In October, Mexico’s Congress passed a fiscal overhaul pushed by President Enrique Pena Nieto that included higher income tax rates for the wealthy as well as new levies on junk food, soft drinks and stock market gains.
The reform aims to wean Mexico’s government off the money generated by state-controlled energy company Pemex and also seeks to raise tax revenue by almost 2.7 percent of gross domestic product by 2018.
The tax overhaul was one of the main strands of a larger package of reforms that Pena Nieto’s government has squeezed through a divided Congress. The reform drive includes opening up Pemex to foreign investment and taking market share away from telecoms billionaire Carlos Slim.
But unlike the energy reform, which was greeted warmly by Mexico’s business sector, the tax reform was widely criticized for not including a sales tax on food and medicine. Critics also said it forced higher taxes on those already paying, instead of going after the millions outside the tax system.
In a statement, Monterrey’s Caintra business lobby said it was filing the injunctions on behalf of 40 companies based in the northern state of Nuevo Leon, a key manufacturing hub home to some of Mexico’s richest families.
Caintra said it believed the reform violated companies’ rights by limiting deductions of worker’s benefits. It said Mexico’s top court had previously supported its arguments.
If Caintra wins the injunction, it could pose a headache for the government, according to Jorge Jimenez, a Mexico City-based lawyer at Lopez Velarde, Heftye & Soria. Other business groups and vested interests could follow suit, perhaps even taking their cases to the country’s top court.
The injunction is a legal tool used regularly by companies to stall, often indefinitely, unfavorable legislation or court rulings. Carlos Slim, for example, who controls telco America Movil, has for years used injunctions to derail efforts aimed at making the telecoms sector more competitive.

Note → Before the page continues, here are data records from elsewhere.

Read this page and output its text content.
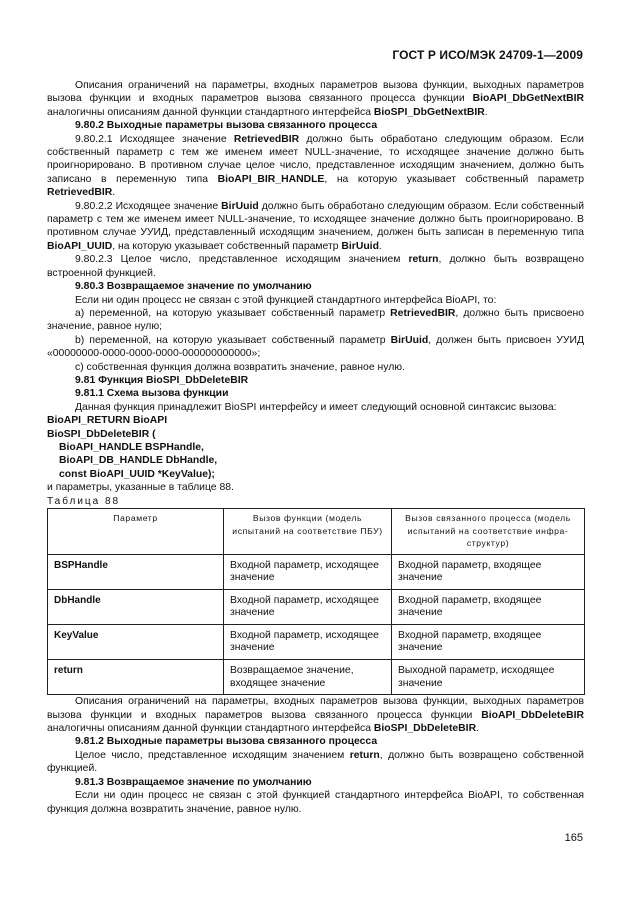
ГОСТ Р ИСО/МЭК 24709-1—2009

Описания ограничений на параметры, входных параметров вызова функции, выходных параметров вызова функции и входных параметров вызова связанного процесса функции BioAPI_DbGetNextBIR аналогичны описаниям данной функции стандартного интерфейса BioSPI_DbGetNextBIR.

9.80.2 Выходные параметры вызова связанного процесса

9.80.2.1 Исходящее значение RetrievedBIR должно быть обработано следующим образом. Если собственный параметр с тем же именем имеет NULL-значение, то исходящее значение должно быть проигнорировано. В противном случае целое число, представленное исходящим значением, должно быть записано в переменную типа BioAPI_BIR_HANDLE, на которую указывает собственный параметр RetrievedBIR.

9.80.2.2 Исходящее значение BirUuid должно быть обработано следующим образом. Если собственный параметр с тем же именем имеет NULL-значение, то исходящее значение должно быть проигнорировано. В противном случае УУИД, представленный исходящим значением, должен быть записан в переменную типа BioAPI_UUID, на которую указывает собственный параметр BirUuid.

9.80.2.3 Целое число, представленное исходящим значением return, должно быть возвращено встроенной функцией.

9.80.3 Возвращаемое значение по умолчанию

Если ни один процесс не связан с этой функцией стандартного интерфейса BioAPI, то:

a) переменной, на которую указывает собственный параметр RetrievedBIR, должно быть присвоено значение, равное нулю;

b) переменной, на которую указывает собственный параметр BirUuid, должен быть присвоен УУИД «00000000-0000-0000-0000-000000000000»;

c) собственная функция должна возвратить значение, равное нулю.

9.81 Функция BioSPI_DbDeleteBIR

9.81.1 Схема вызова функции

Данная функция принадлежит BioSPI интерфейсу и имеет следующий основной синтаксис вызова:

BioAPI_RETURN BioAPI

BioSPI_DbDeleteBIR (

BioAPI_HANDLE BSPHandle,

BioAPI_DB_HANDLE DbHandle,

const BioAPI_UUID *KeyValue);

и параметры, указанные в таблице 88.

Таблица 88

Параметр	Вызов функции (модель испытаний на соответствие ПБУ)	Вызов связанного процесса (модель испытаний на соответствие инфра- структур)
BSPHandle	Входной параметр, исходящее значение	Входной параметр, входящее значение
DbHandle	Входной параметр, исходящее значение	Входной параметр, входящее значение
KeyValue	Входной параметр, исходящее значение	Входной параметр, входящее значение
return	Возвращаемое значение, входящее значение	Выходной параметр, исходящее значение

Описания ограничений на параметры, входных параметров вызова функции, выходных параметров вызова функции и входных параметров вызова связанного процесса функции BioAPI_DbDeleteBIR аналогичны описаниям данной функции стандартного интерфейса BioSPI_DbDeleteBIR.

9.81.2 Выходные параметры вызова связанного процесса

Целое число, представленное исходящим значением return, должно быть возвращено собственной функцией.

9.81.3 Возвращаемое значение по умолчанию

Если ни один процесс не связан с этой функцией стандартного интерфейса BioAPI, то собственная функция должна возвратить значение, равное нулю.

165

Last week, the chief executive officer of rail freight company Ferromex, which is owned by miner Grupo Mexico , threatened to use the injunction, or “amparo” as it is known locally, to fight efforts to open up the rail industry.
Last March, Mexico approved a bill to eliminate the ability of companies that operate public utilities to use amparos to block regulator decisions during the court appeals process, a move that would affect, among others, telecoms and mining companies.
At the time, Gerardo Gutierrez Candiani, head of Mexico’s Business Coordination Council, said the law would leave companies “defenseless” against authorities.
Mexico has the lowest tax revenue in the 34-nation Organisation for Economic Co-operation and Development (OECD), restricting its ability to spend on health, infrastructure and social programs needed to boost living standards and growth.